Autonomia differenziata, la Lombardia dà il via libera alle intese su quattro materie

Autonomia differenziata, la Lombardia dà il via libera alle intese su quattro materie
Dalle opposizioni sono arrivate critiche. Il Pd, con Samuele Astuti, ha parlato di poche competenze e assenza di nuove risorse (foto d'archivio)

MILANO – Il Consiglio regionale della Lombardia ha approvato la risoluzione che consente al presidente Attilio Fontana di sottoscrivere le intese con il Governo sull’autonomia differenziata.

Il provvedimento riguarda quattro ambiti: protezione civile, professioni, previdenza complementare e integrativa, tutela della salute. Il passaggio successivo sarà in Consiglio dei ministri, con il disegno di legge di approvazione delle intese che dovrà poi essere esaminato da Camera e Senato.

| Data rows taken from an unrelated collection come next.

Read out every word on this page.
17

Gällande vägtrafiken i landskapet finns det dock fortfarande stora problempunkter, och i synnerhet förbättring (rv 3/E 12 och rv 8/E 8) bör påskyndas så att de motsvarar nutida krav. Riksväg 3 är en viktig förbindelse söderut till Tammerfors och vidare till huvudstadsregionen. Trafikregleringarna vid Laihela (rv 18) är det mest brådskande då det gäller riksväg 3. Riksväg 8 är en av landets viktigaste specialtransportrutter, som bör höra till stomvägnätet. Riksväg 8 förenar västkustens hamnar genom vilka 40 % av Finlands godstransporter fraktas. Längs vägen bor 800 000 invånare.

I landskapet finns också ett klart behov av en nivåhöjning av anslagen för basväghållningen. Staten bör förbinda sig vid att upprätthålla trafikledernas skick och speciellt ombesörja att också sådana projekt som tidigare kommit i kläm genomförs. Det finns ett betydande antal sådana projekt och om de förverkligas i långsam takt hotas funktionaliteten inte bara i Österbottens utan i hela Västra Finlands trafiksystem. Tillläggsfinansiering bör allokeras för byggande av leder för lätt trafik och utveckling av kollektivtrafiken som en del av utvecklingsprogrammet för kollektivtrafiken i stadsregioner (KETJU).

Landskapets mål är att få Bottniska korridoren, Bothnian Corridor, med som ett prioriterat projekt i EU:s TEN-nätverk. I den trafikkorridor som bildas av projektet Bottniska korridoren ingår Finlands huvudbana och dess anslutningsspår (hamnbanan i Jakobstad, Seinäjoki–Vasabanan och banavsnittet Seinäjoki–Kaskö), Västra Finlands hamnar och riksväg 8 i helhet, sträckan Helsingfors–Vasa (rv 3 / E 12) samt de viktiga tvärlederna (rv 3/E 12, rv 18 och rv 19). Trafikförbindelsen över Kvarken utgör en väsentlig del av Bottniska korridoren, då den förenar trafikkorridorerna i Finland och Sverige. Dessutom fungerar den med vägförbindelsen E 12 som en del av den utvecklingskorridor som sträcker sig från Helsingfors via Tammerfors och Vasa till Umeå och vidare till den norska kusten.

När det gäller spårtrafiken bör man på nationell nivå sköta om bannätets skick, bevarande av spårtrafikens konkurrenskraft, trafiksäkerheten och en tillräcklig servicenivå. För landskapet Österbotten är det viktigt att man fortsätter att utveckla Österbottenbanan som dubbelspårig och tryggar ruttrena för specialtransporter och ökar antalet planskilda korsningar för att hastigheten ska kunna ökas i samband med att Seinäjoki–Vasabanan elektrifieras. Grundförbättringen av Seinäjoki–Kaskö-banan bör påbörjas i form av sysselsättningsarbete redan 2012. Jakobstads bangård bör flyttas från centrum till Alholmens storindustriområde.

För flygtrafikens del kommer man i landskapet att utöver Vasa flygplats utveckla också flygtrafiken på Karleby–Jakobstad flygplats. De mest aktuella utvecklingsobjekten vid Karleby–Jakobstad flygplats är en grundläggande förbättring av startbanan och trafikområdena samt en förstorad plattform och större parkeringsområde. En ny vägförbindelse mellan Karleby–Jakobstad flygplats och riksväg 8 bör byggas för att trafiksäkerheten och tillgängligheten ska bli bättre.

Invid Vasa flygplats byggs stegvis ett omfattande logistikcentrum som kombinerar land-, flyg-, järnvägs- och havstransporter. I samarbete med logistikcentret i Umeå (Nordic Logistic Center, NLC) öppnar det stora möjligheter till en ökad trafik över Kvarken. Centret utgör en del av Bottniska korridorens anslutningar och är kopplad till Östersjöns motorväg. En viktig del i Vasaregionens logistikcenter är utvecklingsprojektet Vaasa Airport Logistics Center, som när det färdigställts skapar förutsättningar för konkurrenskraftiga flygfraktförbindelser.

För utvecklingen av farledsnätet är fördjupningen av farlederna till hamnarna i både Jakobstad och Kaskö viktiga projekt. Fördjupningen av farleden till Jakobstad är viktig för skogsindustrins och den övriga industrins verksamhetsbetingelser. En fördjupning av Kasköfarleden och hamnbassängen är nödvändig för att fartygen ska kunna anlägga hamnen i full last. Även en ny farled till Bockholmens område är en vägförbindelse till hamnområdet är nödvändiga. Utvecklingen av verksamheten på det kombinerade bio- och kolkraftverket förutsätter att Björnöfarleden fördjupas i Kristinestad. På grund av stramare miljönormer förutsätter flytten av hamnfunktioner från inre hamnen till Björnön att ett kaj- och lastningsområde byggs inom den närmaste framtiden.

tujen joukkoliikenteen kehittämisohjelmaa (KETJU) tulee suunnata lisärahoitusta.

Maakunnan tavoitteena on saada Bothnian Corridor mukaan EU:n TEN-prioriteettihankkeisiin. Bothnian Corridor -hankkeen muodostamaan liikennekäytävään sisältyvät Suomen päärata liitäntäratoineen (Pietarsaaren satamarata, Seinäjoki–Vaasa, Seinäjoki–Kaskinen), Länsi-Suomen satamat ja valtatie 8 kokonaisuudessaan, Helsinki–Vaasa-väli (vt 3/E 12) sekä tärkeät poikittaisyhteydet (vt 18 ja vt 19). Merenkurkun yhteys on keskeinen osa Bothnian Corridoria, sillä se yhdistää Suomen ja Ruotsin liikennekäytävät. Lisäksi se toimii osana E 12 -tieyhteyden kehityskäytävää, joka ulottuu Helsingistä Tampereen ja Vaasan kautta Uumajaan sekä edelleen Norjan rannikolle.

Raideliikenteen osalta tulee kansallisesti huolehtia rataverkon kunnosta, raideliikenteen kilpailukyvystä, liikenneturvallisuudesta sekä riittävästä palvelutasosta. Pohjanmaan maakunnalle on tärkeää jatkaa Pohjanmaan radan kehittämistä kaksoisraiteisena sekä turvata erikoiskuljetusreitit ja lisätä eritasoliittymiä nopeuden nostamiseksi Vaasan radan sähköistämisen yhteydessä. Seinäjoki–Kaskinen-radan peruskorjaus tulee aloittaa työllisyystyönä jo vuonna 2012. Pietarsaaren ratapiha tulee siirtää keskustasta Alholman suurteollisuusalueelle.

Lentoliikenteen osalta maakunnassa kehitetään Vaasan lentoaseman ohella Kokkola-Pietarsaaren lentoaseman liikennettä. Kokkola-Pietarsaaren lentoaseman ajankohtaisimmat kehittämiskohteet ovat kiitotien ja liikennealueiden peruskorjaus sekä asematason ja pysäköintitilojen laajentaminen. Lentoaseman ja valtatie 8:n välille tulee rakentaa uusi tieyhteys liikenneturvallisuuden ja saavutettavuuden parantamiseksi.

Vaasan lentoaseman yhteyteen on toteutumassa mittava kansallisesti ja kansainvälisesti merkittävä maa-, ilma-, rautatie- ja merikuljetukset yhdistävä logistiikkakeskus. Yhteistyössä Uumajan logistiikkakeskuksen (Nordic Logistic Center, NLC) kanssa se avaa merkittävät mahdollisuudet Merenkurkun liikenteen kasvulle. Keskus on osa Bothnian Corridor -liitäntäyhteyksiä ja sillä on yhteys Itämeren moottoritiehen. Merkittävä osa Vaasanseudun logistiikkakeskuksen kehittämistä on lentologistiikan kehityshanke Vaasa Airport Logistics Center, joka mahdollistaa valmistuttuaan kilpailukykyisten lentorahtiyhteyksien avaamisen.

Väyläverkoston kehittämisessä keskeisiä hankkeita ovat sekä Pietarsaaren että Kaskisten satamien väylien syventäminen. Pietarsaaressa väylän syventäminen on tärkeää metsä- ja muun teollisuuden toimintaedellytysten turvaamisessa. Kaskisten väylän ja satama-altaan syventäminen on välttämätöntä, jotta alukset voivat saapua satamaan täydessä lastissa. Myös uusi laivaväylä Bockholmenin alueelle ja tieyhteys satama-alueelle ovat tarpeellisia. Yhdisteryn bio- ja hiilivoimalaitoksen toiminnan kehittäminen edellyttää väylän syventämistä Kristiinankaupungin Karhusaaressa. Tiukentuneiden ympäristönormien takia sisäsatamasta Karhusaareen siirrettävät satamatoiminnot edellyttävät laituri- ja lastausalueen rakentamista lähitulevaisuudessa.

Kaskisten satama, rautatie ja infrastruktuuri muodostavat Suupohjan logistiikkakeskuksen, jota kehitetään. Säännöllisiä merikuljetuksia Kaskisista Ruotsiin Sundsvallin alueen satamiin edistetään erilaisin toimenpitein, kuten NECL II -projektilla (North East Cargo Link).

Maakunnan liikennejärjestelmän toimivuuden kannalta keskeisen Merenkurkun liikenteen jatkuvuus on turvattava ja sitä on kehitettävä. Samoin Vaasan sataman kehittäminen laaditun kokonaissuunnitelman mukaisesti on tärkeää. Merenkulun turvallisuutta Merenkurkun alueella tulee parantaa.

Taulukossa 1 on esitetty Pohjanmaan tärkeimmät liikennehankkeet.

Tra le competenze previste figurano nuovi strumenti regionali per la gestione delle emergenze, la possibilità di intervenire su attività professionali legate al territorio e la gestione della previdenza complementare per i dipendenti regionali e del sistema sanitario.

Sul fronte sanitario, la Lombardia potrà intervenire sulle tariffe di rimborso, gestire autonomamente alcune risorse statali destinate agli investimenti e istituire fondi sanitari integrativi regionali, mantenendo la garanzia dei Lea.

Fontana ha definito il voto «un risultato storico», sottolineando però che il percorso non è concluso. Il governatore ha ricevuto anche il mandato a proseguire il negoziato sulle altre materie.

Dalle opposizioni sono arrivate critiche. Il Pd, con Samuele Astuti, ha parlato di poche competenze e assenza di nuove risorse. Michela Palestra (Patto Civico) ha definito il risultato distante dalle aspettative del 2017. Contrario anche il M5s, che ha contestato metodo e contenuti del provvedimento.